Un bohème, un survenant, un artiste complet, Florent Veilleux s'amuse follement, avec les mots, avec les concepts, avec le son, la lumière, tout en travaillant à mouvoir la matière. Émule du sculpteur Jean Tinguely - qui réalisa notamment des machines à dessiner et à peindre capables de produire des œuvres apparentées à l'art abstrait -, l'inventeur, originaire de Saint-Clément, près de Rivière du Loup, ne conçoit pas l'art sans mouvement. "Le mouvement, c'est fascinant. Ça suscite la curiosité. Ça nous attire tout de suite."

Issu d'une famille de 18 enfants, Florent Veilleux s'est fait complice de la créativité très tôt dans sa vie. Sans jouets, sans télévision à la maison, il fabriquait des voitures avec couvercles de boîtes de conserve et des boutons en guise de roues, sans se douter que son nom figurerait un jour dans le Livre mondial des inventions.

L'année dernière, l'artiste inventeur était l'invité du Musée McCord avec son installation Romantisme postmoderne. Durant trois mois, il donnait des ateliers de création basés sur les objets de récupération et le mouvement.

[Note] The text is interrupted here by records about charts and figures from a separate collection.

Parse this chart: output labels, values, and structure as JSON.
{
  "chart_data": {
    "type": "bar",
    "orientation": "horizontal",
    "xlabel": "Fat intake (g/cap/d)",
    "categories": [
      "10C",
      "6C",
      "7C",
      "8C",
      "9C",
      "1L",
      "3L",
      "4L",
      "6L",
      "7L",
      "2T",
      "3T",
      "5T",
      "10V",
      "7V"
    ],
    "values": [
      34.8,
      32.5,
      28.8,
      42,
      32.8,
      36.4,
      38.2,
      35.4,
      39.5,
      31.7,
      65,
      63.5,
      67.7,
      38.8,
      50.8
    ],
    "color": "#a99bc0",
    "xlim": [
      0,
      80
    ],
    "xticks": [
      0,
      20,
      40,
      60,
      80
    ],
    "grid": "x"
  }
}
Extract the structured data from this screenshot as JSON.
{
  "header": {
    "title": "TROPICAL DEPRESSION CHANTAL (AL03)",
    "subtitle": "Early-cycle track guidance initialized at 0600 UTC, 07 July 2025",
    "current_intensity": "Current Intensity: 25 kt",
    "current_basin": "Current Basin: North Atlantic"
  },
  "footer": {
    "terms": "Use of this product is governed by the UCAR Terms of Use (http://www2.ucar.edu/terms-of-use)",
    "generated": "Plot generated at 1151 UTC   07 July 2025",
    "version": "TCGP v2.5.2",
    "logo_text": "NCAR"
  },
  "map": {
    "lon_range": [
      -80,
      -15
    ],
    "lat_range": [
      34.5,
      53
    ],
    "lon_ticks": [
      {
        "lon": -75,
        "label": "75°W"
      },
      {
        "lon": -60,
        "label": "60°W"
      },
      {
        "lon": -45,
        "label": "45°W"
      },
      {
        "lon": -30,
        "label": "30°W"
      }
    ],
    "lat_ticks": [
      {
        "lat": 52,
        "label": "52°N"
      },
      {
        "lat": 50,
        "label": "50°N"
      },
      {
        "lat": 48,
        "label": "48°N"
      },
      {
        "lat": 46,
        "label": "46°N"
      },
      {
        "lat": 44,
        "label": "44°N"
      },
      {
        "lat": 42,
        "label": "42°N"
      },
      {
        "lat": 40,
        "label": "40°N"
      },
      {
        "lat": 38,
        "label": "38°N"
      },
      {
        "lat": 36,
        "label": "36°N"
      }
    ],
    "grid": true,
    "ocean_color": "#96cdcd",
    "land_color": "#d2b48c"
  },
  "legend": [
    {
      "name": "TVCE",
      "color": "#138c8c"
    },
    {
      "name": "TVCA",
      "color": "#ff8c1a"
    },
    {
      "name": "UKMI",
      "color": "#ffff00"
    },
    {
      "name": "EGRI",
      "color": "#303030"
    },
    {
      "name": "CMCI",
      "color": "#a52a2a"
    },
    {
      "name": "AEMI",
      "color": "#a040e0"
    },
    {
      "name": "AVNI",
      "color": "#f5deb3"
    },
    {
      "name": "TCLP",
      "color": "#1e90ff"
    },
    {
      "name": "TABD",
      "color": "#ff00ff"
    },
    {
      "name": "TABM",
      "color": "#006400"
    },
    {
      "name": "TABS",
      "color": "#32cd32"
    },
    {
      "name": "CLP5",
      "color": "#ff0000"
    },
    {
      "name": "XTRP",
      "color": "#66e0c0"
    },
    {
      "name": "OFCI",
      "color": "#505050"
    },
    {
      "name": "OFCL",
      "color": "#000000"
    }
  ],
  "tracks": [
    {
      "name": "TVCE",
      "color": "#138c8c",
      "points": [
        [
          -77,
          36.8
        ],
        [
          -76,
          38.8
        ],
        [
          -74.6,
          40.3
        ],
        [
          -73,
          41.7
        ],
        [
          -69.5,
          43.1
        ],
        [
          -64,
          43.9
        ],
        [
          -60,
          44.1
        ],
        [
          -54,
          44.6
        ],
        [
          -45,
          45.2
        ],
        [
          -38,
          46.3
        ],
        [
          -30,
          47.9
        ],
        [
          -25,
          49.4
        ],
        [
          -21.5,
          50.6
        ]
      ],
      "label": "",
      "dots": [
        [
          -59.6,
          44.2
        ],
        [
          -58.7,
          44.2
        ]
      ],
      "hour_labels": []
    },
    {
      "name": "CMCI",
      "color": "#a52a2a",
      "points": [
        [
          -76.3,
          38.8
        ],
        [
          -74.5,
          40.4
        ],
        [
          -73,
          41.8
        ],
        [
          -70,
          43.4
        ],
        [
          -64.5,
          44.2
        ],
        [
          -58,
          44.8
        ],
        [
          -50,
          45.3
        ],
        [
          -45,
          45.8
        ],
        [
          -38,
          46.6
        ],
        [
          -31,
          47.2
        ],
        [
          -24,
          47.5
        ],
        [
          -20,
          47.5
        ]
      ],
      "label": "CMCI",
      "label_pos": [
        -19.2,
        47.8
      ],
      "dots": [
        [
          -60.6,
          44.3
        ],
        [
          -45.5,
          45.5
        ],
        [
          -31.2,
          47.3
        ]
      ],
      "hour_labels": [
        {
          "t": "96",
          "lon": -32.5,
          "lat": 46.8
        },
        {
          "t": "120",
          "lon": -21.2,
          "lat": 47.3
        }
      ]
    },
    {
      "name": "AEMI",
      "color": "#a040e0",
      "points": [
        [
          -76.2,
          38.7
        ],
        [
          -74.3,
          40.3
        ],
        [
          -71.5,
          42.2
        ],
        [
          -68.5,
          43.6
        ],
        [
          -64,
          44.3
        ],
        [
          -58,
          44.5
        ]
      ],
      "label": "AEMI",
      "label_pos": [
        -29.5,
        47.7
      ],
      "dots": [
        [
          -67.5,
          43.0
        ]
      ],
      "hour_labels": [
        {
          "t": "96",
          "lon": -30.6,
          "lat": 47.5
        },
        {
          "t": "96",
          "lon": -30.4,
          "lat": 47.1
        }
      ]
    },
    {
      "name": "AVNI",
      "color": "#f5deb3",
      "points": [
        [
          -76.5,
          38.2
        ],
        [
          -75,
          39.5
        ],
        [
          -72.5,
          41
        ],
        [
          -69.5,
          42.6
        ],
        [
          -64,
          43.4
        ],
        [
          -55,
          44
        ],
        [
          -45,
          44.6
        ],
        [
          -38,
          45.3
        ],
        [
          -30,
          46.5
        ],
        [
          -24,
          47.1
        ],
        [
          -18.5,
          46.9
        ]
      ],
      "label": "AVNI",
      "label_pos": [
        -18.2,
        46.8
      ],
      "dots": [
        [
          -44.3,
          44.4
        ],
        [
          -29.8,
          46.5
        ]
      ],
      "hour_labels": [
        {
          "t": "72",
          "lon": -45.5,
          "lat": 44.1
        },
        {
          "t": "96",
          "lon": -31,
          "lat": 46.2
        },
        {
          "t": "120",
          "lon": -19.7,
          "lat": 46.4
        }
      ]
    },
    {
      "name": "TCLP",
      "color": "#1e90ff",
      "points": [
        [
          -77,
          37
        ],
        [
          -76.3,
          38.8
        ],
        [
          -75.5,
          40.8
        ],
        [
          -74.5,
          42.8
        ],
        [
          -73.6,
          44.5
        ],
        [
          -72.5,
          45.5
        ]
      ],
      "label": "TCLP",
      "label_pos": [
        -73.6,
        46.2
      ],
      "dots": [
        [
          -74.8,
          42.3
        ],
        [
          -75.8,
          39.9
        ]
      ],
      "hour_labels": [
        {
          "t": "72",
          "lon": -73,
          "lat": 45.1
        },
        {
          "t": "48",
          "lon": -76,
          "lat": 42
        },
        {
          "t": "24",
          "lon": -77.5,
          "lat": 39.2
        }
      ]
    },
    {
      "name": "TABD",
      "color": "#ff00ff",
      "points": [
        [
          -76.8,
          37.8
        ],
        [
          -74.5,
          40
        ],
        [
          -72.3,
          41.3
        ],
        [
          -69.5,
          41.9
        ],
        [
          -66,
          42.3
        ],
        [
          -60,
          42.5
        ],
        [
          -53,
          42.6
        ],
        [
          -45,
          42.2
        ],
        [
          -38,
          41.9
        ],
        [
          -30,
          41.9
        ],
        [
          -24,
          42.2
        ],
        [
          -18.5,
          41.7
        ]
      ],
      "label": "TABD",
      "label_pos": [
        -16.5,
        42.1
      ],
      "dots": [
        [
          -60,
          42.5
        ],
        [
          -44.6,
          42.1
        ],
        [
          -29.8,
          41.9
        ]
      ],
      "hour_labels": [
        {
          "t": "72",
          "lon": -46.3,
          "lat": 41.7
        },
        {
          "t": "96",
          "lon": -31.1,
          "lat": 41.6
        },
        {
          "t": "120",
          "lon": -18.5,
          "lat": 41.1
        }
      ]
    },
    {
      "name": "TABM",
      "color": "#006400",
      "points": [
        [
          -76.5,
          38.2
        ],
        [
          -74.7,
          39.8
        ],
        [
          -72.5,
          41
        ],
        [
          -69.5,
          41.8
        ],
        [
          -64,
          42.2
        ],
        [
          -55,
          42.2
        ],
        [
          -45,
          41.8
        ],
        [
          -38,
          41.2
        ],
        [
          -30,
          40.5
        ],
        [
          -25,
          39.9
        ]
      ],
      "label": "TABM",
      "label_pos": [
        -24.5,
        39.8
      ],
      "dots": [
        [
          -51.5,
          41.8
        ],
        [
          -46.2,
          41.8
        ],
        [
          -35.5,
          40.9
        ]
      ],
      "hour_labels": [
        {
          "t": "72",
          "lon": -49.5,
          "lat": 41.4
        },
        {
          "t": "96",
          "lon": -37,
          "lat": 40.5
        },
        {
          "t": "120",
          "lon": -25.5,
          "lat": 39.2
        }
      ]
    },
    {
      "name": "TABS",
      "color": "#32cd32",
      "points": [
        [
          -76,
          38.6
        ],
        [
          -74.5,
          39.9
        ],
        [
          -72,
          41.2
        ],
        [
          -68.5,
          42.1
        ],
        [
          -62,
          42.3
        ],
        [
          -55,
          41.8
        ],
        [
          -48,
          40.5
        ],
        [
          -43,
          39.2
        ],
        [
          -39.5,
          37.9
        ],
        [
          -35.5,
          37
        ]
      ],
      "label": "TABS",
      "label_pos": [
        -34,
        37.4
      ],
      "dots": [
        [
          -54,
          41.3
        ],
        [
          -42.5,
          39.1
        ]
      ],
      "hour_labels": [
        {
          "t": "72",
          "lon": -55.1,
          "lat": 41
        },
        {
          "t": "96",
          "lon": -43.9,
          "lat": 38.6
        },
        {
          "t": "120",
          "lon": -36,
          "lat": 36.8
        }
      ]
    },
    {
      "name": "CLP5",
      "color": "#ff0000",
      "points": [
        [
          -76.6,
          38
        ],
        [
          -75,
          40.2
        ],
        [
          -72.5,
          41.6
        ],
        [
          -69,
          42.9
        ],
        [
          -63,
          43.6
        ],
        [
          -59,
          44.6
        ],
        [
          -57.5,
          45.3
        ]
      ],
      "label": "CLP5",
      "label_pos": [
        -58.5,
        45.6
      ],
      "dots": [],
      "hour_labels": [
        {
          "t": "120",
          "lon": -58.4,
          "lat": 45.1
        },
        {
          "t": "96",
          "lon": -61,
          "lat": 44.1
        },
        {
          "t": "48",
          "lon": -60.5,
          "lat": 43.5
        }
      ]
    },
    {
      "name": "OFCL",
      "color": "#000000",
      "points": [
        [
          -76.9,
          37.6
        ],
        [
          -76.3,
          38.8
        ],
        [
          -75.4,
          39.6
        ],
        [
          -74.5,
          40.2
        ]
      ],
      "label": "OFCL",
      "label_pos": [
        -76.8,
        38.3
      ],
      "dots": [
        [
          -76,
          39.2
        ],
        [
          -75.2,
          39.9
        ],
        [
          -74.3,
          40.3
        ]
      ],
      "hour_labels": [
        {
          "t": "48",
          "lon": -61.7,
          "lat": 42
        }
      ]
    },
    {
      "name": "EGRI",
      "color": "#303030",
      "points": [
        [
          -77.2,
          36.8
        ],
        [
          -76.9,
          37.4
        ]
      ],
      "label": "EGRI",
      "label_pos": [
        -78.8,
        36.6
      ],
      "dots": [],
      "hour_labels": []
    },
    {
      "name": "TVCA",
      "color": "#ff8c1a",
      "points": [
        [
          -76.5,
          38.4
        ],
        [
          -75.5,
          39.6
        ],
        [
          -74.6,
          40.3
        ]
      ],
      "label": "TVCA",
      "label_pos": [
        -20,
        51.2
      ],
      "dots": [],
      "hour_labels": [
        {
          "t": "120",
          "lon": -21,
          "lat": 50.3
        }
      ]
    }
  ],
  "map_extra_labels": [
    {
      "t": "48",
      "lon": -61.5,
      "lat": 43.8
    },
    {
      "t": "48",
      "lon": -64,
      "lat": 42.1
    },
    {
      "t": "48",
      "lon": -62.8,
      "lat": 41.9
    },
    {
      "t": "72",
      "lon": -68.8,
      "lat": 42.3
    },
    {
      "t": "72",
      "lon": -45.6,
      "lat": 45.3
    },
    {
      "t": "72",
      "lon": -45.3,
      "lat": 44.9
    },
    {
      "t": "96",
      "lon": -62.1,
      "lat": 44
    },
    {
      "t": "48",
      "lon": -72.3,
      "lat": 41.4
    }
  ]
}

Le terrain vague du désir: "C'est le moment où l'on flâne, où l'on se cherche sans s'être véritablement perdu, où on ferait bien un bon ou un mauvais coup, où l'on s'ennuie un peu, où l'on va fouiller dans le grenier si on en a un, ou bien dans la chambre de débarras", raconte-t-il pour décrire cette expérience ludique.,

Au bout du terrain vague, tel Merlin l'enchanteur, Florent Veilleux tend le fil de fer et les circuits électroniques pour faire danser et vibrer le tout, pour créer un objet unique au monde. "Je ne leur apprends rien, je les laisse apprendre en surveillant et en les aidant à repartir lorsqu'ils tombent en panne. Je ne donne pas de cours, je ne fais pas la morale, je laisse l'enfant explorer, en toute liberté." Un anarchiste patenté, l'inventeur.

"L'enfant qui observe une patente inutile demande à quoi ça sert. Je viens de marquer mon premier point. Ça sert à commencer à réfléchir. Dès qu'on commence à réfléchir, la réflexion s'applique à n'importe quoi, même aux discours des politiciens. Quand on se pose des questions, on ne croit pas ce qu'on dit, on croit ce qu'on peut vérifier." La religion du doute, la semence de l'imagination et de la débrouillardise, qui vous font éviter les sectes et renoncer aux monuments, Florent Veilleux souhaiterait les faire germer chez tous les contemporains.

"Les gens ne se servent plus de leur imaginaire. Ils sont noyés dans un flot d'information, sollicités de partout par la société de consommation et ils ne s'en aperçoivent même pas. C'est un véritable scandale. Noël, c'est une farce, on confond avec l'Halloween." Et il murmure ce qui pourrait faire une chanson: "Minuit, crétins, c'est l'heure des bébelles!" (air connu)

Pourquoi réinventer l'inutile? "J'aime ce qui s'adresse à la sensibilité, aux sens. La colonne vertébrale de l'intelligence, c'est la sensibilité." Vit-on du métier d'inventeur? Pas vraiment, surtout quand on fait dans l'inutile, à moins d'un coup de chance. "L'inventeur veut devenir riche. Mon rêve, je le vis depuis 50 ans: faire ce qui me plaît. Et, si possible, aider les autres à être heureux, à rire d'un rire sain."

A vous personnellement, Florent Veilleux m'a chargée de transmettre ses vœux (et je suis de tout cœur avec lui) : Noël si vous y tenez. Mais joyeux surtout, très joyeux.